A former airline pilot accused of killing a camper should be released on bail to live with his son ahead of an application for a permanent stay in the case, a Victorian court has heard.
Former Jetstar pilot Gregory Lynn appeared in the Victorian supreme court on Thursday as his lawyers argued that he should be freed from custody for the first time in almost three years.
Lynn, 59, is charged with murdering 73-year-old grandmother Carol Clay in 2020. He was found guilty in 2024 of murdering Clay, but acquitted of murdering her fellow camper and lover Russell Hill, 74.
The Victorian court of appeal ruled in December that Lynn’s conviction be overturned because a substantial miscarriage of justice occurred in his earlier trial.
It ordered that a new trial should be held in the case.
On Thursday, justice David Beach said a new trial could be heard as early as July.
Dermot Dann KC, for Lynn, argued that it would be unfair to his client for a trial to be heard any time earlier than 2028, and that he should be released on bail in the meantime.
Lynn’s son Geordie had offered up a surety of more than $400,000 and would allow his father to live with him, Dann said, as well as undertaking to report any breaches of bail conditions to police.
Dann said the prosecution agreed Lynn did not pose an unacceptable risk of reoffending should he be granted bail.
“If we value the concept of a fair trial, and we’re serious about that, how can we possibly subject this man to a trial under these circumstances,” Dann said.
“It cannot be just having him sitting in jail waiting for the damage to unravel somehow with – and only with – the passage of time.”

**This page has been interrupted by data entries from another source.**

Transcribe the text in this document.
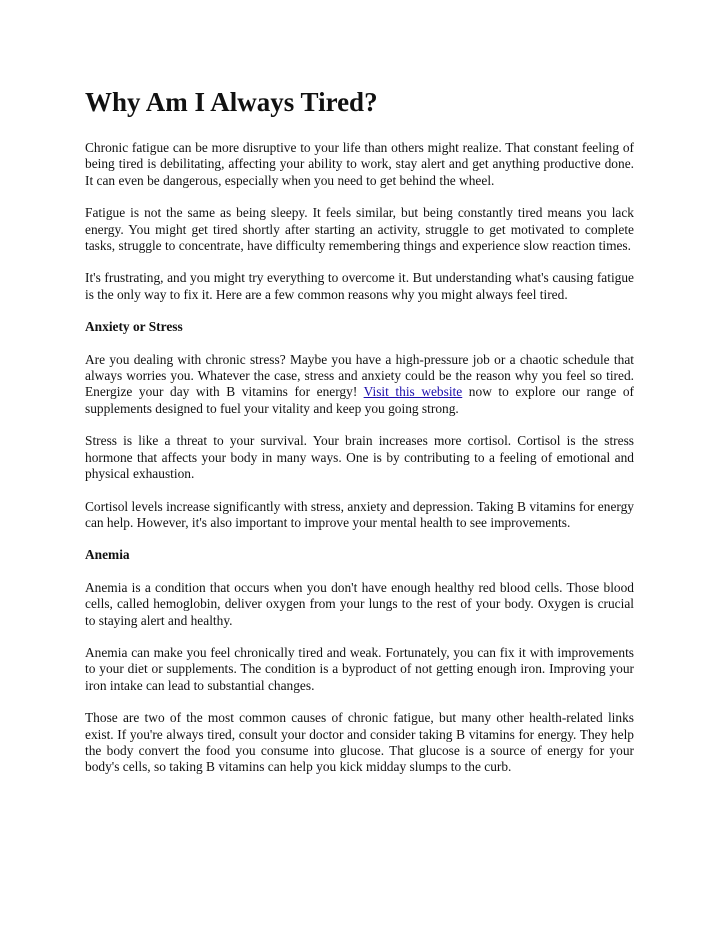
Why Am I Always Tired?

Chronic fatigue can be more disruptive to your life than others might realize. That constant feeling of being tired is debilitating, affecting your ability to work, stay alert and get anything productive done. It can even be dangerous, especially when you need to get behind the wheel.

Fatigue is not the same as being sleepy. It feels similar, but being constantly tired means you lack energy. You might get tired shortly after starting an activity, struggle to get motivated to complete tasks, struggle to concentrate, have difficulty remembering things and experience slow reaction times.

It's frustrating, and you might try everything to overcome it. But understanding what's causing fatigue is the only way to fix it. Here are a few common reasons why you might always feel tired.

Anxiety or Stress

Are you dealing with chronic stress? Maybe you have a high-pressure job or a chaotic schedule that always worries you. Whatever the case, stress and anxiety could be the reason why you feel so tired. Energize your day with B vitamins for energy! Visit this website now to explore our range of supplements designed to fuel your vitality and keep you going strong.

Stress is like a threat to your survival. Your brain increases more cortisol. Cortisol is the stress hormone that affects your body in many ways. One is by contributing to a feeling of emotional and physical exhaustion.

Cortisol levels increase significantly with stress, anxiety and depression. Taking B vitamins for energy can help. However, it's also important to improve your mental health to see improvements.

Anemia

Anemia is a condition that occurs when you don't have enough healthy red blood cells. Those blood cells, called hemoglobin, deliver oxygen from your lungs to the rest of your body. Oxygen is crucial to staying alert and healthy.

Anemia can make you feel chronically tired and weak. Fortunately, you can fix it with improvements to your diet or supplements. The condition is a byproduct of not getting enough iron. Improving your iron intake can lead to substantial changes.

Those are two of the most common causes of chronic fatigue, but many other health-related links exist. If you're always tired, consult your doctor and consider taking B vitamins for energy. They help the body convert the food you consume into glucose. That glucose is a source of energy for your body's cells, so taking B vitamins can help you kick midday slumps to the curb.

Beach noted that any application for a stay, either temporary or permanent, would have to be heard by the trial judge in July.
Dann said that left him in somewhat of a catch 22, given the outcome of the stay application would influence the bid for bail.
But he said the interplay between unique circumstances in Lynn’s case meant he should be released from custody, regardless of the impending stay application.
“This is a prosecution case that is beset with difficulties, complications…this collection of circumstance is unique, absolutely unique,” Dann said.
“It is a weak case.”
Mark Gibson SC, for the prosecution, which opposed bail, disputed that the case was weak.
He said that when it was stripped back to the “bare bones”, it was “established fact” that Clay was shot in the head with Lynn’s shotgun, when he was present, and that there was then relevant “extreme” post-offence conduct that made it quite a strong case.
He said Dann had not satisfied the court that exceptional circumstances existed in Lynn’s case, as it must do in order for Lynn to be granted bail.
Dann indicated that Lynn maintains Clay was shot at the campsite by accident.
Beach reserved his decision until 5 March.